Sketch of CAF’s Argument that P not equals NP.

We sketch a measure-topological argument based on CAF that P is not equal to NP. The key idea is that random search over an unstructured subset is an irreducible problem, here interpreted as an invariance of domain argument a la Brouwer. The formal development of these ideas will be subject of future post.
P vs NP
CAF
measures
Author

JHM

Published

March 9, 2023

Sketch of P not equal to NP

Here is a sketch of how to prove that \(P\) is not equal to \(NP\). Our ideas arose and directly developed from discussions with C.A. Feinstein. Ultimately the question is whether random search over unstructured sets is reducible. We argue that it’s not reducible, basically there are no shortcuts to search over a large set. And this is formalized in the whole conception of computation as deciding the supports of measures, and algorithms are compositions of measures.

Measures and Algorithms:

  1. (Deciding supports is the universal decision problem) Every decision problem is equivalent to the problem of deciding the support of a measure \(\mu\). Or almost equivalently, of deciding the support of the image of a function \(F\). E.g. for the subset sum problem, the image is the pushforward onto \(\bf{Z}\) of the sum total \(\epsilon: 2^X \to {\bf{Z}}\).

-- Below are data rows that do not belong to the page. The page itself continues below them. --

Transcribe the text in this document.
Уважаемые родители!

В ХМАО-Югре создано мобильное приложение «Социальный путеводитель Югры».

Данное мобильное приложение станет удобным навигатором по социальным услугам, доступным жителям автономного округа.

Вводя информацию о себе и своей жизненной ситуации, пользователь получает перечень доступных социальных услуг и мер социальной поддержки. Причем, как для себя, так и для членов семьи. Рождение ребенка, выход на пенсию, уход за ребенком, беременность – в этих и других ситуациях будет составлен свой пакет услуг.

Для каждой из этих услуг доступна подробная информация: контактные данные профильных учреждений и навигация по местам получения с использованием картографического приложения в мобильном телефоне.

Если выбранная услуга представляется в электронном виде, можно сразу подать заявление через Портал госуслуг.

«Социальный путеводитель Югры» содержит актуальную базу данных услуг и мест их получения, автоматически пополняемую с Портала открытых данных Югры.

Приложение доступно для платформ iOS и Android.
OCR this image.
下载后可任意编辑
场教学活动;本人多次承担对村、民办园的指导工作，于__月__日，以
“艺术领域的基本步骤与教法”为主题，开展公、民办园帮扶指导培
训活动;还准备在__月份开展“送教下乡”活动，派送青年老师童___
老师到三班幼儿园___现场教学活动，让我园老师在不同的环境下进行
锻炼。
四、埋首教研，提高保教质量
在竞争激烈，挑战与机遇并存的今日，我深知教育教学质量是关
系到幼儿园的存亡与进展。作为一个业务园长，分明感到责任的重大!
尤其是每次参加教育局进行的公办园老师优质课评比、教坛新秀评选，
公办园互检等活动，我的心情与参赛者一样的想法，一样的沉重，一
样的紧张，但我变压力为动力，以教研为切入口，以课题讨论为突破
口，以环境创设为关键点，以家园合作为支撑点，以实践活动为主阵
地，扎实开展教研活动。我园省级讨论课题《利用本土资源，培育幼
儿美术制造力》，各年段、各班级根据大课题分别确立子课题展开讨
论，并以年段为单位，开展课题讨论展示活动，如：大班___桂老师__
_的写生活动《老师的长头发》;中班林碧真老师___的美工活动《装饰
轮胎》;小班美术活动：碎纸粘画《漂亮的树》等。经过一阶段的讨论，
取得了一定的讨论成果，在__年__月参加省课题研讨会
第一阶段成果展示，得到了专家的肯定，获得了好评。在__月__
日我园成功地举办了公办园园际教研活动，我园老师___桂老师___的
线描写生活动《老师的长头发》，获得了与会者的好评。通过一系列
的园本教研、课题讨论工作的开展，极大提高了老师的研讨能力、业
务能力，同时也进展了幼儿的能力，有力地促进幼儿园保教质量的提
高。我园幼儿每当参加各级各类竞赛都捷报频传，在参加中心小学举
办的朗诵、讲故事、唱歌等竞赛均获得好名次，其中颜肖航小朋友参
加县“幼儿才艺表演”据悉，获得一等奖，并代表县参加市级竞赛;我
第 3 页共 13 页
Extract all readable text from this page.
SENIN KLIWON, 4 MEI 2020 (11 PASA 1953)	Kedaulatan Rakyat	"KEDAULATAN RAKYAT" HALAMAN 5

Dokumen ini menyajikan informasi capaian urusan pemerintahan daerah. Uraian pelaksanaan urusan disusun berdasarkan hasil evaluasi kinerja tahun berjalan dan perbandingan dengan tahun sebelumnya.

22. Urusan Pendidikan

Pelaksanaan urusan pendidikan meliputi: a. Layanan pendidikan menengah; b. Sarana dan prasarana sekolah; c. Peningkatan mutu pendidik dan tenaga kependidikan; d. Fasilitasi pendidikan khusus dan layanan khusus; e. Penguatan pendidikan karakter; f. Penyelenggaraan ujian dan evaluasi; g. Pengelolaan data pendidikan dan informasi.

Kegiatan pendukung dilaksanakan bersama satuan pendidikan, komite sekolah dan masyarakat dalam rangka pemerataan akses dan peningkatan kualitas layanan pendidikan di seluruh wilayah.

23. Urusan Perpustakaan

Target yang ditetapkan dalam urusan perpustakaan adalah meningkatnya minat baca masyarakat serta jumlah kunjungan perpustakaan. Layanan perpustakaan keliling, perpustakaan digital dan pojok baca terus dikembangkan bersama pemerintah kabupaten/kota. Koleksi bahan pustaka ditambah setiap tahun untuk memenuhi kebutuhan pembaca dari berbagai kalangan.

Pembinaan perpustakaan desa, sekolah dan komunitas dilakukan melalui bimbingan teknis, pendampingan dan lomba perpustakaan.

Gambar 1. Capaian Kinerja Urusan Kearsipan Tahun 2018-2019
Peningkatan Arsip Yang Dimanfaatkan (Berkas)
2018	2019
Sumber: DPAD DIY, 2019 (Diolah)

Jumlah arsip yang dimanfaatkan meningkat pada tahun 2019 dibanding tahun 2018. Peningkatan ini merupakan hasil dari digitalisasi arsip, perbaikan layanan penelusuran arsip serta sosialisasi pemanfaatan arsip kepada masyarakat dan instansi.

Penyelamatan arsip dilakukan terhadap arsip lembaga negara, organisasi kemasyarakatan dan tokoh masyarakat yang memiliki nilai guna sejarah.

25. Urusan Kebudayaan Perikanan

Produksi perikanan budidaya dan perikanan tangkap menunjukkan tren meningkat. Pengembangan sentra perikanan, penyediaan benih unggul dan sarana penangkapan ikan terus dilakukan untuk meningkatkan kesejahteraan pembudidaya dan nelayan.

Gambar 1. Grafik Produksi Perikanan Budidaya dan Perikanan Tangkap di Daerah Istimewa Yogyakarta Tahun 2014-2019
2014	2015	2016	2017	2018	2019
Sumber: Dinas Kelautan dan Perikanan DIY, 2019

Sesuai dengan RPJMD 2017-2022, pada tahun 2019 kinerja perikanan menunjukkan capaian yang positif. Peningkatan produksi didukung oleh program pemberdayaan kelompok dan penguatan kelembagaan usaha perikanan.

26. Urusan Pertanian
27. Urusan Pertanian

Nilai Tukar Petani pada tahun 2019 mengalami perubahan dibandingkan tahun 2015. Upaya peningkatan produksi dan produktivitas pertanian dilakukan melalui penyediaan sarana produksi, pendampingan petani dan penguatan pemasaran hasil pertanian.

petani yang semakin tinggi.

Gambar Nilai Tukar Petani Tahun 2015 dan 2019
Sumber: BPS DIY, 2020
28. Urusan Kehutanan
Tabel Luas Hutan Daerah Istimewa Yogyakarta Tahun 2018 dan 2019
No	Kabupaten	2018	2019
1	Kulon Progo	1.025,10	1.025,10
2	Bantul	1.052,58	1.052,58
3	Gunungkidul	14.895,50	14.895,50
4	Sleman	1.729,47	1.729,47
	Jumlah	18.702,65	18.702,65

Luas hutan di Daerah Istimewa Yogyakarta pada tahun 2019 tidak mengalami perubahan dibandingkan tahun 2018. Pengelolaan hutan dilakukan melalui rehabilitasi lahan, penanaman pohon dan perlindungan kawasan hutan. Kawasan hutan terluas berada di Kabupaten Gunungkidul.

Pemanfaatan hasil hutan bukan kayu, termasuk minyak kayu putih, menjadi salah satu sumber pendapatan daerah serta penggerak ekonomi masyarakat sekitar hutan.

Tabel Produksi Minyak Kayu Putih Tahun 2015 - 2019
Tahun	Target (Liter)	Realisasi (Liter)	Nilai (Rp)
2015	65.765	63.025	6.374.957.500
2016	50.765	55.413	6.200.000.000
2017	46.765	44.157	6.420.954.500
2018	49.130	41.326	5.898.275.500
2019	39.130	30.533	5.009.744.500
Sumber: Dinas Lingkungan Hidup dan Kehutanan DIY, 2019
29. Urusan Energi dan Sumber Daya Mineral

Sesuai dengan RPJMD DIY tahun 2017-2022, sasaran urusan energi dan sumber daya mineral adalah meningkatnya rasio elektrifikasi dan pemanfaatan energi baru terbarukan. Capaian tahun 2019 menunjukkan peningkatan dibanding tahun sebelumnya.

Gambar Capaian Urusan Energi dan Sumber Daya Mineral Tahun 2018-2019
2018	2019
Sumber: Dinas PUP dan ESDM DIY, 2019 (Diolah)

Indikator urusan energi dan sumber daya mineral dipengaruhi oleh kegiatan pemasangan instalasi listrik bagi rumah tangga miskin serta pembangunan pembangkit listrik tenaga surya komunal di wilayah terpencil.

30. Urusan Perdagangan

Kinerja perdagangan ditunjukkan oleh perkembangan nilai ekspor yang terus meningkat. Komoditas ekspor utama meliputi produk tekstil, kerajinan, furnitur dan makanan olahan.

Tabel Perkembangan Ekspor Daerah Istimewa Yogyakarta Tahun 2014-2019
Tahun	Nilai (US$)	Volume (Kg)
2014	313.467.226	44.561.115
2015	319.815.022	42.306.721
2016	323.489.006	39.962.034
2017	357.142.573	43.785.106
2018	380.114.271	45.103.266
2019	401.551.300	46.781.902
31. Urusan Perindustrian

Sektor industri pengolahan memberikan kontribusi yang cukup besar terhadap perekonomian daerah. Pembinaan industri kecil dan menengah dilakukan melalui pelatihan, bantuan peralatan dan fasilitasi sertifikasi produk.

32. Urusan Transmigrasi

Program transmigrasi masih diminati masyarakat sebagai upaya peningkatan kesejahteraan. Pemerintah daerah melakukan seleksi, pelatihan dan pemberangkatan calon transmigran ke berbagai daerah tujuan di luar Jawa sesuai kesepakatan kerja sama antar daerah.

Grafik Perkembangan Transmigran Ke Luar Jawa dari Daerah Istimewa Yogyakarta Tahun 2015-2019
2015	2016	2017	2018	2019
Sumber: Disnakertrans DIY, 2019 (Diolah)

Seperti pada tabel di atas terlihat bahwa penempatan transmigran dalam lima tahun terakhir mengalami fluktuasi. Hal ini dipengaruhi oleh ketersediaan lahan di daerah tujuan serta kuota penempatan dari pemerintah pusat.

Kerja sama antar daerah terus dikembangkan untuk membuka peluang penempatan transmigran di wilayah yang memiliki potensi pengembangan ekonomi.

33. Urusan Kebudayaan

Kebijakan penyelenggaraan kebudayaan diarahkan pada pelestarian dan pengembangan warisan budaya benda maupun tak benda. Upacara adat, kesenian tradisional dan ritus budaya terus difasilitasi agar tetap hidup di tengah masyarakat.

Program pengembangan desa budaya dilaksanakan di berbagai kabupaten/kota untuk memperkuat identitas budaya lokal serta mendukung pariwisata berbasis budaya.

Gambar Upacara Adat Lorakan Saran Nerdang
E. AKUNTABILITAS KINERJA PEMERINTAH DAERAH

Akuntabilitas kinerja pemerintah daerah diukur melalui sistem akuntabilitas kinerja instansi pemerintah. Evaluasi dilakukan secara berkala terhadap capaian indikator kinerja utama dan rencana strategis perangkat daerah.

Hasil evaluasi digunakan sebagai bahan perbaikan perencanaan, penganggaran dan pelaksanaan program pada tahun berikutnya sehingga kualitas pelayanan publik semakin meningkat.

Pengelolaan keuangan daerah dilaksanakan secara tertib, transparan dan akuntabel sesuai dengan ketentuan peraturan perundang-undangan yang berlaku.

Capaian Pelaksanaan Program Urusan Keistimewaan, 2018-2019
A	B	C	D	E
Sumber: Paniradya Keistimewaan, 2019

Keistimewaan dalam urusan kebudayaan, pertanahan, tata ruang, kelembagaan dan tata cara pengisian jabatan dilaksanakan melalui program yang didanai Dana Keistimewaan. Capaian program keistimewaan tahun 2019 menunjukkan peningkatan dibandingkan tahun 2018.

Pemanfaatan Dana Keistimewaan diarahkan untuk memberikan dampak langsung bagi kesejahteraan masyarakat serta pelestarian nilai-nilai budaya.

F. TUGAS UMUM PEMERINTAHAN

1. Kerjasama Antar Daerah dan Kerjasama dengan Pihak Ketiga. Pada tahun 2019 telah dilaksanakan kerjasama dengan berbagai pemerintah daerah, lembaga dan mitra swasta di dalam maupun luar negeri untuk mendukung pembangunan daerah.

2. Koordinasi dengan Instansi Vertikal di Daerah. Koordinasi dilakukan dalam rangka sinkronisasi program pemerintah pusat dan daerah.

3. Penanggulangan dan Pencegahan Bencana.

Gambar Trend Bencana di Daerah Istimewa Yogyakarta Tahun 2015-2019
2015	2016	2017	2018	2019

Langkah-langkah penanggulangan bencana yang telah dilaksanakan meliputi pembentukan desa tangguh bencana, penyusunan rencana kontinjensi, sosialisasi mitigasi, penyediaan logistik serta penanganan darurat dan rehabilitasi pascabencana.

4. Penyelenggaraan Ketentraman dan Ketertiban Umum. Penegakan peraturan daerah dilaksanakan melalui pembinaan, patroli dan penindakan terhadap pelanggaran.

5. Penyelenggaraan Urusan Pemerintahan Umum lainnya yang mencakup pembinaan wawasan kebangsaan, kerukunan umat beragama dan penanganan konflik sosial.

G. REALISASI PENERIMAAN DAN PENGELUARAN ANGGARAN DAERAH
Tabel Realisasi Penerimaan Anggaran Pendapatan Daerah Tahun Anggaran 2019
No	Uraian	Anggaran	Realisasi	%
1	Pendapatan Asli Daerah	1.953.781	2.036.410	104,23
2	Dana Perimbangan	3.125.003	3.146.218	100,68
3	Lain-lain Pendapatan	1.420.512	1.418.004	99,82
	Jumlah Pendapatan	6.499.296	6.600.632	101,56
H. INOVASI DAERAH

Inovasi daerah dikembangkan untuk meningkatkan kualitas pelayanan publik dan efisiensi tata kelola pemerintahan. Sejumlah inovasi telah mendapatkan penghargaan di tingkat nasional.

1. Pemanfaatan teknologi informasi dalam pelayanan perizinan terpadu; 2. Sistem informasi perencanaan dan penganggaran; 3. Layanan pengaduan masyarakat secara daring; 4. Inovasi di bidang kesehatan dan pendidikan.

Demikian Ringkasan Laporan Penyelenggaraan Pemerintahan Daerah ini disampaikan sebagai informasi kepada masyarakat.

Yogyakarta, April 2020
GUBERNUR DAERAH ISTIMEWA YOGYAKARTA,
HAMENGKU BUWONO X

  2. (Algorithms are compositions of measures, equivalently paths in the category of finite measure spaces) An algorithm to solve a decision problem is a composition of the measure \(\mu\) or the function \(F\) into intermediate measures or function evaluations. Here we comment that there is a natural composition of measures, c.f. the proofs of triangle inequalities in Wasserstein spaces.

What is the Complexity of a Measure or Function or Algorithm?

The classic definition of computational complexity counts the number of time steps required, or number of calls to RAM or function evaluations, in the worst-possible case. We require here a definition of complexity for measures. The definition must be absolutely simple, and we can only say that the complexity of a measure is the “size” of its support. In this sense, complexity is equivalent to “entropy” as defined by Gromov [insert ref].

  1. (Complexity and Entropy: the Same Quantity) The complexity of a measure or a function is the “size” of the support. Complexity is subadditive (or superadditive?) with respect to composition. This means that decomposing \(F\) into a very long composition \(F=\cdots \circ F_i \circ F_{i-1} \circ \cdots\) does not necessarily reduce the complexity.

Every Algorithm Is a Composition of Random Searches

  1. (Algorithmic Factorization Theorem) Every algorithm is a composition of deterministic function evaluations and random search over a subset. (This requires more formal definition and proof). This also formalizes the idea that Lebesgue measure on a set amounts to random search on the support.

Random Search is Computationally Irreducible

  1. (Invariance of Domain and Irreducibility of Measure Complexity) Brouwer-Lebesgue Invariance of Domain theorem applies. This says there do not exist continuous injective measure-preserving maps from \(R^n\) to smaller dimension \(R^k\) for \(k < n\).

The items 1., 2., …, 5. when rigorously established will essentially prove that \(P \neq NP\).